Nama buku: al-Madkhal al-Wasîth: li Dirâsah al-Syarî’ah al-Islâmiyyah wa al-Fiqh wa al-Tasyrî’
Penulis: Dr. Nasr Farid Muhammad Washil
Penerbit: Maktabah Taufiqiyah
Tebal buku: 269 halaman

Resensator: Ahmad Sadzali

Ilmu Fikih merupakan salah satu ilmu yang tidak dapat dipisahkan dari kehidupan umat Islam. Dalam menjalankan kehidupannya sehari-hari, umat Islam membutuhkan Ilmu Fikih sebagai tuntunan hukum. Dalam bermuamalat dengan sesama misalkan, kita membutukan suatu hukum yang dapat mengatur dan menjadi penengah. Untuk itulah kita membutuhkan Ilmu Fikih. Bahkan kita juga membutuhkan hukum-hukum dalam Fikih ketika berinteraksi dengan umat beragama lain. Oleh karenanya, mempelajari Ilmu Fikih merupakan kebutuhan tersendiri bagi umat Islam. Ilmu Fikih adalah salah satu ilmu prioritas yang harus diketahui oleh umat Islam.

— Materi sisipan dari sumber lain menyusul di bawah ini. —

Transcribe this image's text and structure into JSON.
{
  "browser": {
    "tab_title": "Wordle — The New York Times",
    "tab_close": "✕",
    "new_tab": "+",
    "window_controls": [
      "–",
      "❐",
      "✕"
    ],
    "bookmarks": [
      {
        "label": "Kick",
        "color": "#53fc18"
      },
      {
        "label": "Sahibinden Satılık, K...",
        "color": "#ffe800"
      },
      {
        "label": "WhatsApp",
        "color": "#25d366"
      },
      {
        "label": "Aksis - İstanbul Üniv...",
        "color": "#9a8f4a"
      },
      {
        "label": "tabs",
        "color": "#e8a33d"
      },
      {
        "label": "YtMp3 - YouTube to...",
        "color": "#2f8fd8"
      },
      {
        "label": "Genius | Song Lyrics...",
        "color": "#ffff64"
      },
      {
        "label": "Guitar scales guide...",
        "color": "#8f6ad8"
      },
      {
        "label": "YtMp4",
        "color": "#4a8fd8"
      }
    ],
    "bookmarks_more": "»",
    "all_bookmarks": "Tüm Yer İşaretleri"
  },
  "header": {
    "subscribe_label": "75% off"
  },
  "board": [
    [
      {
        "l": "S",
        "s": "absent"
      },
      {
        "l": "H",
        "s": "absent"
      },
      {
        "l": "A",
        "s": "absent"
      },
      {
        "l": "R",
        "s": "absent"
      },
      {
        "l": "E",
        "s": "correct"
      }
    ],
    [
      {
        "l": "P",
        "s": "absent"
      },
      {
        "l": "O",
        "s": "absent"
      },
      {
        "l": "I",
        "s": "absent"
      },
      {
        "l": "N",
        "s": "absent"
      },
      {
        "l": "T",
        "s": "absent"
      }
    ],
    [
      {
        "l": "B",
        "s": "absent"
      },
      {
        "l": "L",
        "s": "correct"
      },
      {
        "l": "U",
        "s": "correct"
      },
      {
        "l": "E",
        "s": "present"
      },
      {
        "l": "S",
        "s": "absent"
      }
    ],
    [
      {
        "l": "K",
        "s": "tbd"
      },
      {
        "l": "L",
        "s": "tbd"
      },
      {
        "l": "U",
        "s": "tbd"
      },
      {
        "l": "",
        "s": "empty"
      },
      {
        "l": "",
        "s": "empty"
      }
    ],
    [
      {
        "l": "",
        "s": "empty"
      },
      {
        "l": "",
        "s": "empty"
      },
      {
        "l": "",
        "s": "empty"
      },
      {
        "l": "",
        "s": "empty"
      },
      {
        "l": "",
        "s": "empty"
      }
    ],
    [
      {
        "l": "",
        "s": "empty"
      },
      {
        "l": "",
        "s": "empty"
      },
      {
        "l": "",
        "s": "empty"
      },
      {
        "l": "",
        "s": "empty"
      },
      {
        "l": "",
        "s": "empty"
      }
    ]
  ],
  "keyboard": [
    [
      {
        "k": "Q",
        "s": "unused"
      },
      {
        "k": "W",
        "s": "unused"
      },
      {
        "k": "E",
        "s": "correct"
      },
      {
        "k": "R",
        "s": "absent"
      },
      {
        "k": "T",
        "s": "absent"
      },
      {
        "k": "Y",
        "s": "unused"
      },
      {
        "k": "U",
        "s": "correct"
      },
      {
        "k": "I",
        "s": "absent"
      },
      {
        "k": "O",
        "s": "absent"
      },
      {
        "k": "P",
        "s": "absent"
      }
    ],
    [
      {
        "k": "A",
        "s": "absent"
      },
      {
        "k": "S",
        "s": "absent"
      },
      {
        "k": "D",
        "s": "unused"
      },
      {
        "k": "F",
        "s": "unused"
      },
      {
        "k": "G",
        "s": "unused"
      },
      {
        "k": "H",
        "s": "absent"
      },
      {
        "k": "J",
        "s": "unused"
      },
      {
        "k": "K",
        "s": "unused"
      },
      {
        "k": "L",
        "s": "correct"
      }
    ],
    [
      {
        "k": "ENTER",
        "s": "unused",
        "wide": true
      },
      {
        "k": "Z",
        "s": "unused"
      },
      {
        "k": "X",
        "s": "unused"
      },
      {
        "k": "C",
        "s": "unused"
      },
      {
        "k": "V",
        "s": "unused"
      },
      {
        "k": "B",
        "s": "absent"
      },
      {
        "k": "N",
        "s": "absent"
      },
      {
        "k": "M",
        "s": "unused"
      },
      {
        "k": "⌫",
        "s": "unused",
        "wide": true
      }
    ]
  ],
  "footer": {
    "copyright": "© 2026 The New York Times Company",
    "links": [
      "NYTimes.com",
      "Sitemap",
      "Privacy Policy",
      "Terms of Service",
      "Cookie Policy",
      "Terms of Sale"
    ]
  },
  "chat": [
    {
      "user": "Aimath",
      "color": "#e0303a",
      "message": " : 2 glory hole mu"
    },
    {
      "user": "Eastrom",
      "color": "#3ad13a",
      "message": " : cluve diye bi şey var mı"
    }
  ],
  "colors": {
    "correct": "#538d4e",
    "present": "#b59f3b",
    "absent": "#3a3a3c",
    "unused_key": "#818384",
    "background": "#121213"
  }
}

Perkembangan Ilmu Fikih ini bisa dikatakan sudah sejak lama sekali, sedari zaman Rasulullah SAW. Sumber utama dalam hukum-hukum di Ilmu Fikih adalah wahyu yang tertuang dalam al-Quran dan Sunnah. Akan tetapi ketika Rasulullah SAW wafat, wahyu itu terputus. Sementara hukum-hukum Fikih terhadap perbuatan manusia terus berkembang. Dengan demikian perkembangan dan ranah pembahasan Ilmu Fikih bisa dikatakan semakin lama semakin luas. Maka wajar jika selanjutnya banyak polemik juga yang mewarnainya.

Banyak upaya yang telah dilakukan ulama-ulama terdahulu untuk mempermudah mempelajari Ilmu Fikih, ataupun dalam pengambilan hukum-hukum Fikih. Salah satunya adalah upaya pembukuan madzhab-madzhab Fikih oleh para imam Fikih, perumusan Ushul Fikih, perumusan Maqasid Syariah hingga berbagai pembaharuan-pembaharuan dalam Ilmu Fikih maupun Ushul Fikih.

Mengingat begitu luasnya pembahasan Ilmu Fikih ini, belum lagi kaitannya dengan Ilmu Ushul Fikih, Ilmu Hadis dan ilmu-ilmu lainnya, maka perlunya sebuah pengantar untuk mempelajari ilmu ini. Pengantar ini sangat dibutuhkan bagi pemula yang ingin memperdalam Ilmu Fikih. Fungsinya supaya mempermudah dalam pembelajaran Ilmu Fikih, dan memberikan gambaran global tentang apa saja yang dibahas dalam ilmu ini.

Cukup banyak buku-buku pengantar Ilmu Fikih yang sudah ditulis oleh ulama-ulama kontemporer. Di antara buku-buku pengantar tersebut adalah al-Madkhal al-Wasîth li Dirâsah al-Syarî’ah al-Islâmiyyah wa al-Fiqh wa al-Tasyrî’, karangan Dr. Nasr Farid Muhammad Washil.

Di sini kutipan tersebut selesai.